Large-scale assessment of rainfall-induced landslide hazard based on hydrometeorological information: application to Partenio Massif (Italy)
Abstract. The definition of reliable tools for rainfall-induced landslide hazard assessment is often limited by the lack of long records of occurred landslides and relevant hydrometeorological variables. This is the case of the mountainous areas of Southern Apennines of Campania (Italy), diffusely covered by loose pyroclastic deposits laying upon limestone bedrock, and frequently subjected to rainfall-triggered shallow landslides. To get around this issue, a 500-year long synthetic dataset of the response to precipitation of a typical slope of the area has been generated, by means of a physically based model previously validated through experimental data. The obtained dataset, containing hourly values of soil moisture and suction, and of water level in an ephemeral aquifer developing in the uppermost fractured bedrock, has been used to assess slope stability through the calculation of the factor of safety. Based on the synthetic data, empirical thresholds for the prediction of landslide occurrence have been defined, either meteorological (i.e., based on rainfall intensity and duration) or hydrometeorological (i.e., coupling rainfall depth with antecedent root-zone soil moisture or aquifer water level). The results show that, where meteorological forcing and slope characteristics are perfectly known, hydrometeorological thresholds outperform the meteorological ones, and that a 3D threshold based on root-zone soil moisture, aquifer level, and rainfall depth, provides nearly unerring landslide predictions. The use of two antecedent hydrologic variables also allows identifying two different landslide triggering mechanisms, respectively typical of the beginning and of the end of the rainy season.

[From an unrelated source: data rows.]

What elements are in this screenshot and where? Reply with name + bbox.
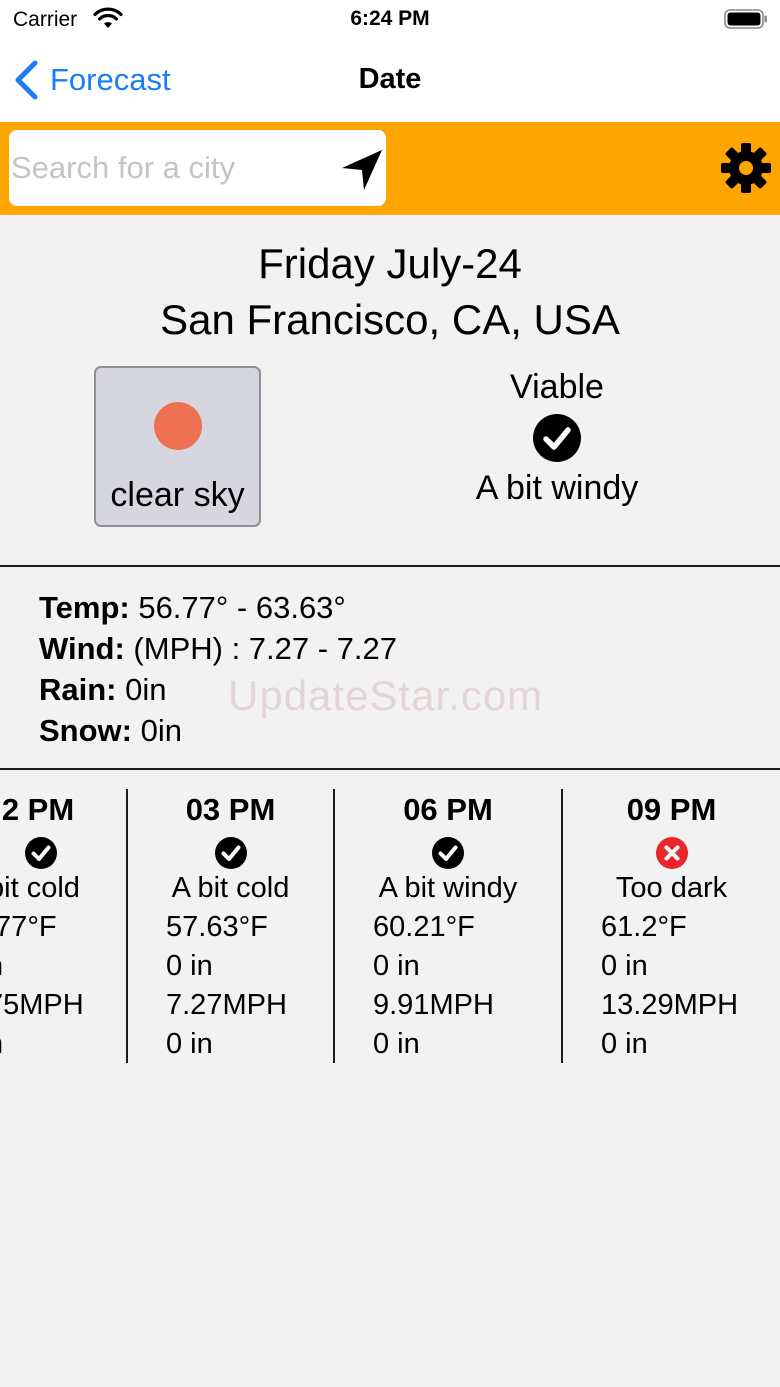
hour-wind: 13.29MPH <box>601 989 739 1021</box>
hourly-forecast[interactable]: 2 PM bit cold .77°F n 75MPH n 03 PM A bi… <box>0 788 780 1068</box>
hour-temp: 60.21°F <box>373 911 475 943</box>
search-input[interactable] <box>11 130 321 206</box>
hour-rain: 0 in <box>166 950 213 982</box>
hour-rain: 0 in <box>373 950 420 982</box>
check-circle-icon <box>533 414 581 462</box>
viability-note: A bit windy <box>475 469 639 507</box>
hour-wind: 7.27MPH <box>166 989 287 1021</box>
hour-note: A bit windy <box>378 872 518 904</box>
hour-temp: .77°F <box>0 911 57 943</box>
hour-snow: n <box>0 1028 3 1061</box>
hour-time: 06 PM <box>403 792 493 827</box>
temp-label: Temp: <box>39 590 130 625</box>
wind-label: Wind: <box>39 631 125 666</box>
hour-snow: 0 in <box>373 1028 420 1060</box>
rain-value: 0in <box>125 672 167 707</box>
wind-row: Wind: (MPH) : 7.27 - 7.27 <box>39 628 397 669</box>
check-circle-icon <box>25 837 57 869</box>
hour-note: bit cold <box>0 872 80 904</box>
hour-column[interactable]: 2 PM bit cold .77°F n 75MPH n <box>0 788 126 1064</box>
viability-label: Viable <box>510 368 604 406</box>
status-bar: Carrier 6:24 PM <box>0 0 780 44</box>
battery-icon <box>724 9 767 29</box>
hour-wind: 9.91MPH <box>373 989 494 1021</box>
divider <box>0 565 780 567</box>
hour-time: 09 PM <box>626 792 717 827</box>
hour-column[interactable]: 03 PM A bit cold 57.63°F 0 in 7.27MPH 0 … <box>128 788 333 1064</box>
temp-row: Temp: 56.77° - 63.63° <box>39 587 397 628</box>
snow-value: 0in <box>140 713 182 748</box>
sun-icon <box>154 402 202 450</box>
hour-time: 03 PM <box>185 792 276 827</box>
search-box <box>9 130 386 206</box>
clock: 6:24 PM <box>350 7 430 30</box>
condition-card[interactable]: clear sky <box>94 366 261 527</box>
search-toolbar <box>0 122 780 215</box>
hour-temp: 61.2°F <box>601 911 687 943</box>
snow-label: Snow: <box>39 713 132 748</box>
hour-temp: 57.63°F <box>166 911 268 943</box>
hour-snow: 0 in <box>601 1028 648 1060</box>
hour-snow: 0 in <box>166 1028 213 1060</box>
rain-label: Rain: <box>39 672 117 707</box>
viability-panel: Viable A bit windy <box>440 368 674 508</box>
condition-label: clear sky <box>110 476 245 514</box>
temp-value: 56.77° - 63.63° <box>138 590 346 625</box>
hour-note: A bit cold <box>171 872 290 904</box>
check-circle-icon <box>432 837 464 869</box>
daily-summary: Temp: 56.77° - 63.63° Wind: (MPH) : 7.27… <box>39 587 397 751</box>
hour-time: 2 PM <box>1 792 75 827</box>
hour-column[interactable]: 06 PM A bit windy 60.21°F 0 in 9.91MPH 0… <box>335 788 561 1064</box>
divider <box>0 768 780 770</box>
gear-icon[interactable] <box>720 142 772 194</box>
hour-rain: 0 in <box>601 950 648 982</box>
hour-wind: 75MPH <box>0 989 84 1021</box>
check-circle-icon <box>214 837 247 869</box>
forecast-city: San Francisco, CA, USA <box>160 296 620 343</box>
hour-rain: n <box>0 950 3 983</box>
page-title: Date <box>358 63 422 95</box>
location-arrow-icon[interactable] <box>339 147 385 193</box>
navigation-bar: Forecast Date <box>0 44 780 122</box>
hour-column[interactable]: 09 PM Too dark 61.2°F 0 in 13.29MPH 0 in <box>563 788 780 1064</box>
hour-note: Too dark <box>615 872 728 904</box>
watermark: UpdateStar.com <box>228 672 544 719</box>
x-circle-icon <box>655 837 688 869</box>
wind-value: (MPH) : 7.27 - 7.27 <box>133 631 398 666</box>
forecast-day: Friday July-24 <box>258 240 522 287</box>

To extend the application to large areas, the uncertainties linked to the spatial variability on slope geomorphologic characteristics and hydrometeorological variables were considered as random errors. Hence, foreseeing the application to the north-facing side of Partenio Massif (about 80 km2), the synthetic dataset has been perturbed, superimposing Normal-distributed random fluctuations to the calculated values of the factor of safety, and to the hydrometeorological variables used as landslide predictors. Although the uncertainty reduces the predictive skill of all the thresholds, the hydrometeorological ones show more robustness, with small numbers of both missed and false alarms. This result is confirmed by the application of the obtained thresholds to available data of landslides, rainfall and root-zone soil moisture for the period 2002–2020 in the area.